Jonibeth (J.B.) Whitney, PhD, is a clinical psychologist who has been doing cult awareness work for 30 years including a training workshop for cult awareness volunteers, individual and group counseling for people with cult-involved family members, and presenting at local and national conferences. Her research includes examining the relationship between childhood abuse and the severity of subsequent cult experiences and co-authorship of The Individual Cult Experience Index: The Assessment of Cult Involvement and Its Relationship to Postcult Distress, published in the Cultic Studies Journal. Dr. Whitneycurrently works in private practice in W. Los Angeles.

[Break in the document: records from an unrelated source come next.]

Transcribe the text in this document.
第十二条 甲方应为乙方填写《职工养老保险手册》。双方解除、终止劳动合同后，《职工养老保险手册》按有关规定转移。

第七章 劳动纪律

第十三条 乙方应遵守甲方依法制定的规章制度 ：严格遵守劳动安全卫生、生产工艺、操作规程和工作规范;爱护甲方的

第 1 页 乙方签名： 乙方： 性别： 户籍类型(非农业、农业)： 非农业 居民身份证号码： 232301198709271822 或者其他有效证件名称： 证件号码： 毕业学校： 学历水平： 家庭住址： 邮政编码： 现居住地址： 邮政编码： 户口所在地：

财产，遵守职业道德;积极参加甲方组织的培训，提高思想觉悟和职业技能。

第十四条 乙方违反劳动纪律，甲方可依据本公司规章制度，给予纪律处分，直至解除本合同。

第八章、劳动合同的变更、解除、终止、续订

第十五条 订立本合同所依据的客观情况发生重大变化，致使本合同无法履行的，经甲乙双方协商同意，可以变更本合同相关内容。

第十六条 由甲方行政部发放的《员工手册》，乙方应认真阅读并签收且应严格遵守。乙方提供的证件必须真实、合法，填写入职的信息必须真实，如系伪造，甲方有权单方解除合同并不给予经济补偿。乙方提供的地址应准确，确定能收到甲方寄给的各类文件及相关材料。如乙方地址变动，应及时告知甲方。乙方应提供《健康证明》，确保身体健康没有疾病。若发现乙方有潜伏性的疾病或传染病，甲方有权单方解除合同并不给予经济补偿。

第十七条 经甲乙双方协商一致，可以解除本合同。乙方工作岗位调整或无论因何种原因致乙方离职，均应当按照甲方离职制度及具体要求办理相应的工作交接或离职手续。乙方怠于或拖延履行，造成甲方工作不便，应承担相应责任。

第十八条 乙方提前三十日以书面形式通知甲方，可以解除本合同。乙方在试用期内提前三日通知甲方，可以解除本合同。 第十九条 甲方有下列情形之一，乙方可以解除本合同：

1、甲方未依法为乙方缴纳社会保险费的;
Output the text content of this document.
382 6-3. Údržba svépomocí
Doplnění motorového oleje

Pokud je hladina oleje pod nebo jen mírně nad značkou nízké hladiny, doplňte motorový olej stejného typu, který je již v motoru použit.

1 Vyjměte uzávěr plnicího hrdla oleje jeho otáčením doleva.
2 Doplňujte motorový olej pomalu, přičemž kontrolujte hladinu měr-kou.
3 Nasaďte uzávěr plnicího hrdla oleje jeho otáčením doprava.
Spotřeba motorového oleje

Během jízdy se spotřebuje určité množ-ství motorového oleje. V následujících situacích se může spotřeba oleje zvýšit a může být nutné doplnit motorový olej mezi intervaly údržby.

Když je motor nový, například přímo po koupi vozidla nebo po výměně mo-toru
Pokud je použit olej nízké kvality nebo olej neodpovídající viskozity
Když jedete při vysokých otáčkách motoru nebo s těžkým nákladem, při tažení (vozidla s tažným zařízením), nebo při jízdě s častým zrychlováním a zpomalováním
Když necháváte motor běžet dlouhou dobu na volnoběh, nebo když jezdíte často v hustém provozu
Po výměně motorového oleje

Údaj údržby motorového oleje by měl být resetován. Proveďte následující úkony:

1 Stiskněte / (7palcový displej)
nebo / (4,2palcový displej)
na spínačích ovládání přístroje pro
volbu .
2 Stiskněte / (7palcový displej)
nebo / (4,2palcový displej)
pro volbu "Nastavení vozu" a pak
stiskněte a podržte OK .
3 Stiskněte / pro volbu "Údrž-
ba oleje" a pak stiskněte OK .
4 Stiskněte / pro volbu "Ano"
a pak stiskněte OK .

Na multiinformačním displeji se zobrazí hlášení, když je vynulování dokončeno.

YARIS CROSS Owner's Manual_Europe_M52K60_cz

Doni Whitsett, PhD, LCSW, is Clinical Professor of Social Work at the University of Southern California School of Social Work. Dr. Whitsett teaches various courses in practice, behavior, and mental health. She has been working with cult-involved clients and their families for 20 years and gives lectures to students and professionals in this area. She has presented at national and international conferences in Madrid, Poland, Canada, and in Australia, where she helped organize two conferences in Brisbane. Her talks have included The Psychobiology of Trauma and Child Maltreatment (2005, Madrid) and Why Cults Are Harmful: A Neurobiological View of Interpersonal Trauma (2012, Montreal). Her publications include The Psychobiology of Trauma and Child Maltreatment (Cultic Studies Review, Vol. 5, No. 3, 2006), A Self Psychological Approach to the Cult Phenomenon (Journal of Social Work, 1992), Cults and Families (Families in Society, Vol. 84, No. 4, 2003), which she coauthored with Dr. Stephen Kent, and Why cults are harmful: Neurobiological speculations on inter-personal trauma (ICSA Today, Vol. 5, No. 1, 2014).